NV Laherte Frères Champagne Rosé de Meunier Extra Brut- France, Champagne (2/22/2022)
My first go-around with this producer. Strawberry and other red berry fruit, citrus, and a strong component of yeast. I’m still trying to figure out if the red fruit profile is real or psychosomatic because of the red-ish color. The bubbles, so strong at the outset, faded pretty quickly, but the marked acid cut kept it vibrant and crisp. I don’t get the “fleshy” impression William Kelley noted, although I get decent depth. Certainly more complex and interesting than the similarly-priced Vilmart Rubis I had. Fun to drink for the quite reasonable price. January 2021 disgorgement.

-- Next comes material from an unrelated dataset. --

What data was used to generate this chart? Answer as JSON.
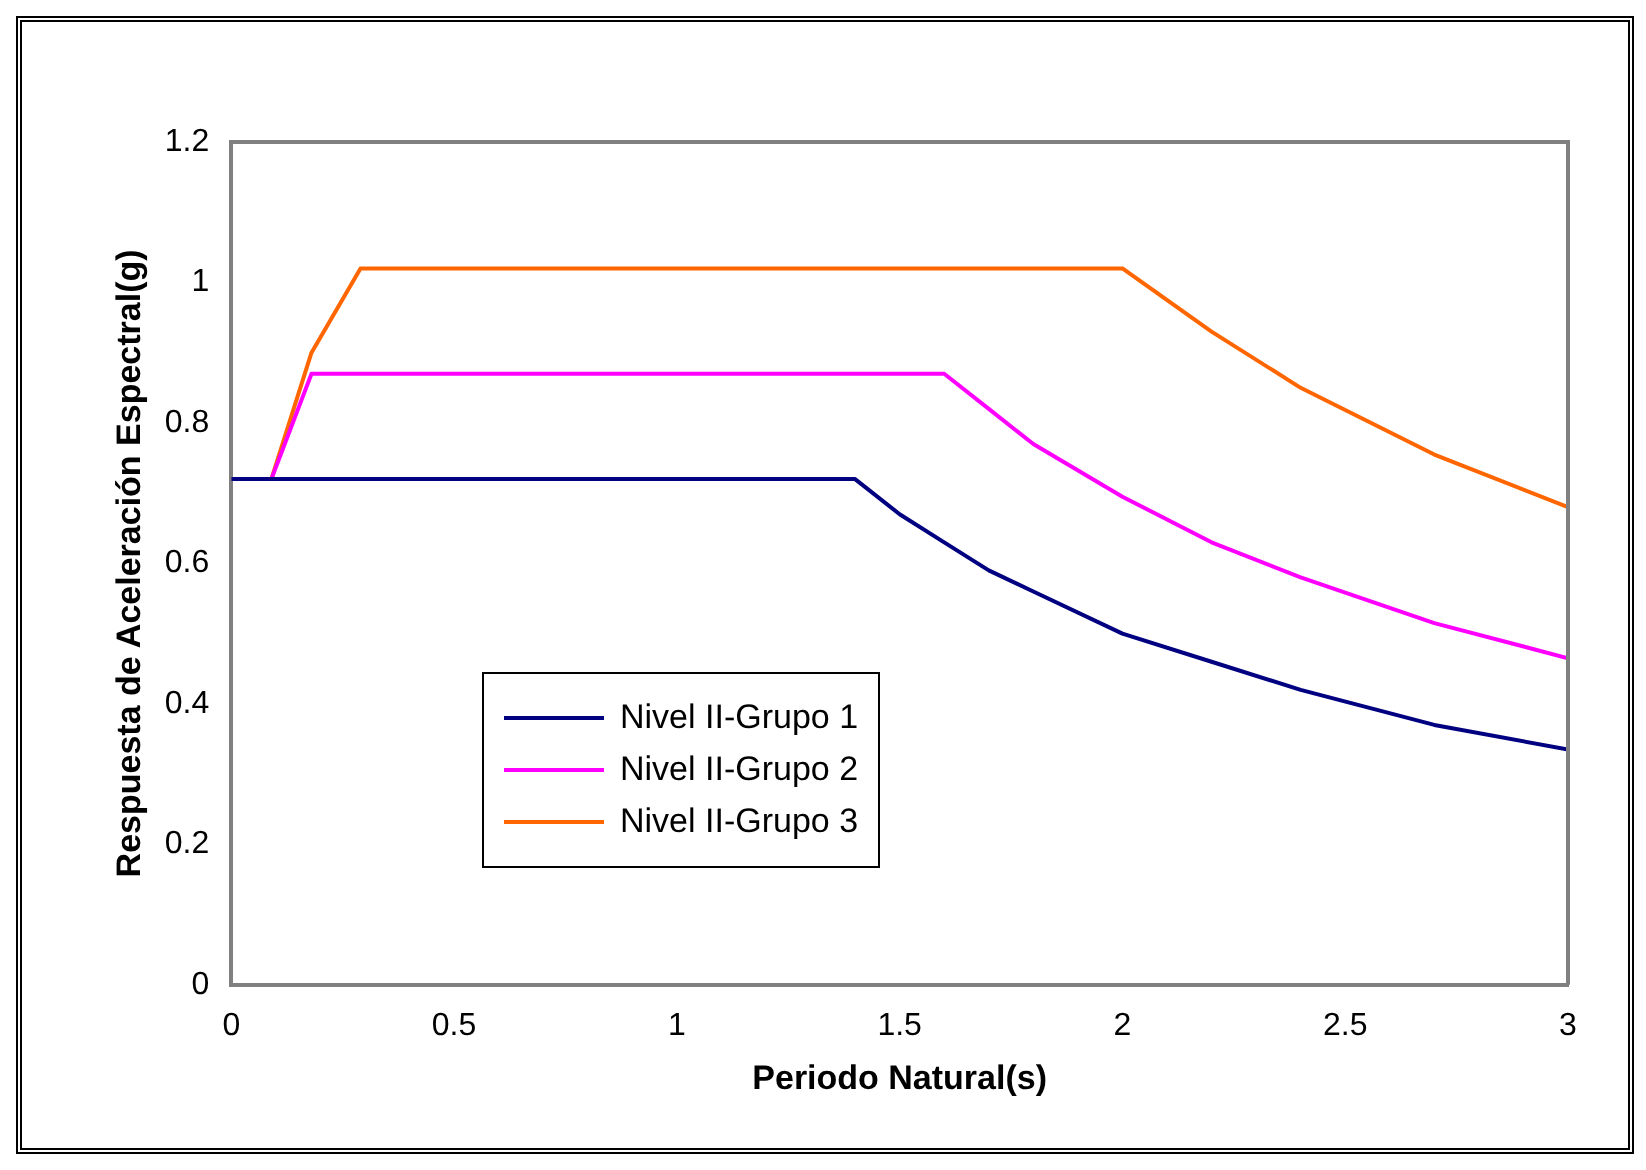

Hey Chris, I appreciate that you tried this and that you kept some of my perspective alongside as you thought about the wine. I do like this one a lot and of course the color is one of the attractions for me but the way it tastes and how it just continues to impress me is what sticks with me. Thanks again for posting your note.
Hi, Warren. I’ve had their ‘06 several times before, and they were all nice enough. The ‘03 was ok as well (but not really a vintage I’d opt for given a choice). For casual beach drinking; I’m not really picky, and am pretty much fine with any decent bubbly.
I bought three of these by mistake, thinking the were the Crayeres. I overpaid by a wide margin, but it was from a friend’s shop, so I don’t mind supporting him. I’m glad to hear they’re good. I agree; I’ve never had an Egly-Ouriet I didn’t love.